The curious thing is, when we did that, we paved the way not just for the current increase in deer–human encounters, but also for increased cougar–human encounters. According to researchers at Washington State University, when you kill off older, experienced cougars—the cats that have learned to avoid humans—young, dumb cats move in. The youngsters are just looking to survive their first years away from Mom, and aren’t yet wise to the fact that mixing with humans is Trouble.

Every wildlife issue we’ve experienced in the region—the feral rabbits, the abundant and aggressive deer, the less common cougar and bear incursions, the garbage raccoons and the rats—is really a human-management issue. We did away with the predators. We introduced rabbits and rats.
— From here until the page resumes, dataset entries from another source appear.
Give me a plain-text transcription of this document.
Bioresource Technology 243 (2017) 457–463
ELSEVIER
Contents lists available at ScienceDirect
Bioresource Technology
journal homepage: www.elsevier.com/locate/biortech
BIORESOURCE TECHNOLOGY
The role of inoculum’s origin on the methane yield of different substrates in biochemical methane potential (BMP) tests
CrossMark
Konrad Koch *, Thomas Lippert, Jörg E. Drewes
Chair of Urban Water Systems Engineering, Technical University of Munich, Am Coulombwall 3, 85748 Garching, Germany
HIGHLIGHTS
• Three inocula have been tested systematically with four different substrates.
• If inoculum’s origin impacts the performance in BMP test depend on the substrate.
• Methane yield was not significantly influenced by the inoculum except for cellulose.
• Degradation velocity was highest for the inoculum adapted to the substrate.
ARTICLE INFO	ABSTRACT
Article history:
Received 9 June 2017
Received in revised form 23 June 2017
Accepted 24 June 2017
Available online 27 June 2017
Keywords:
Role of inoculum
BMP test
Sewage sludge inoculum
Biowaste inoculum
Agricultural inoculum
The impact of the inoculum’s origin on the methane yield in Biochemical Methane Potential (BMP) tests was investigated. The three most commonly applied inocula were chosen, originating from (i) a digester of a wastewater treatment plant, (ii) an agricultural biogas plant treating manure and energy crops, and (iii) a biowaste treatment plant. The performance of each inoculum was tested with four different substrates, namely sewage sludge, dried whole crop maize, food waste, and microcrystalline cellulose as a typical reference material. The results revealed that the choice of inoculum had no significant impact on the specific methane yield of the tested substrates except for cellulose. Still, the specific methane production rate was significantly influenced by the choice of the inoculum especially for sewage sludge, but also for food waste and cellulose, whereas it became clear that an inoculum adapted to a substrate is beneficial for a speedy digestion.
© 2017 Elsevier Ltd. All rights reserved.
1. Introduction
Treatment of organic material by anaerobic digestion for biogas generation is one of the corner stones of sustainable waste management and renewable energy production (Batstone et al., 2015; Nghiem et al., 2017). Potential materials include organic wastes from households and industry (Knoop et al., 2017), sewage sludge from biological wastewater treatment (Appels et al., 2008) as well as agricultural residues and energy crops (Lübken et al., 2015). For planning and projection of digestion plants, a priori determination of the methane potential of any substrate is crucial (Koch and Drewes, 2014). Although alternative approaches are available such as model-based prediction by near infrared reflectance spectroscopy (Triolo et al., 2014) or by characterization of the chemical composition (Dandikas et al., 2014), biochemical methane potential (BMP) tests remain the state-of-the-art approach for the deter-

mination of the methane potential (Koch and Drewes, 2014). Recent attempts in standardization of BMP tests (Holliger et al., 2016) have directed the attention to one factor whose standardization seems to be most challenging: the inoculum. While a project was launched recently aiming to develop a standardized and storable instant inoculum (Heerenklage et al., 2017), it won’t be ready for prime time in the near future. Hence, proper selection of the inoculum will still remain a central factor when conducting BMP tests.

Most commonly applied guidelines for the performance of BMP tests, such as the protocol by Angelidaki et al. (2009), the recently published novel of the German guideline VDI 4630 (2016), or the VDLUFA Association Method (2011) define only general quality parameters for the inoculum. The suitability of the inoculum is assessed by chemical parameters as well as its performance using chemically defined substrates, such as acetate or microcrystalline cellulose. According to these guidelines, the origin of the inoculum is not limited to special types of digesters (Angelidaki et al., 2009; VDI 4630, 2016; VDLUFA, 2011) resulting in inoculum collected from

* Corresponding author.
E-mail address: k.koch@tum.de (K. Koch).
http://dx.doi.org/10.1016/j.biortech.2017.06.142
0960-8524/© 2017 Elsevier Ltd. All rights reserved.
We encourage the raccoons and deer. We live in their territory. We don’t learn.

Wildlife biologists agree that coexistence between carnivores and humans depends primarily on managing human attitudes and behaviours. Among the recommendations included in the Regional Deer Management Strategy for decreasing deer–human conflicts are a number that touch on our own unhelpful behaviours.

These recommendations include enforcing municipal bylaws against feeding wildlife, encouraging use of deer-resistant plants in gardens and landscaping, fencing in food gardens and using repellants wherever possible, and generally discouraging deer from habituating to humans.

The strategy also recommends municipalities adjust bylaws to allow higher, deer-proof fences, examine and implement population-reduction measures appropriate to each area, provide support to farmers, in terms of fencing costs, hazing tactics, and crop protection, and adjust signage, speeds, and road-allowance maintenance on roadways to lower the number of vehicle collisions with deer.

It also suggests region-wide public education will be critical.

As capturing and relocating humans from the region aren’t options, addressing our ongoing contributions to wildlife problems is critical.

When we consider the strategy’s recommendations to the CRD over the coming months, we must consider also the broader wildlife implications. Whatever we do about prey species will affect their predators. And vice versa.

And not necessarily the way we intend.

–30–

A version of this article appeared in the Victoria Times Colonist.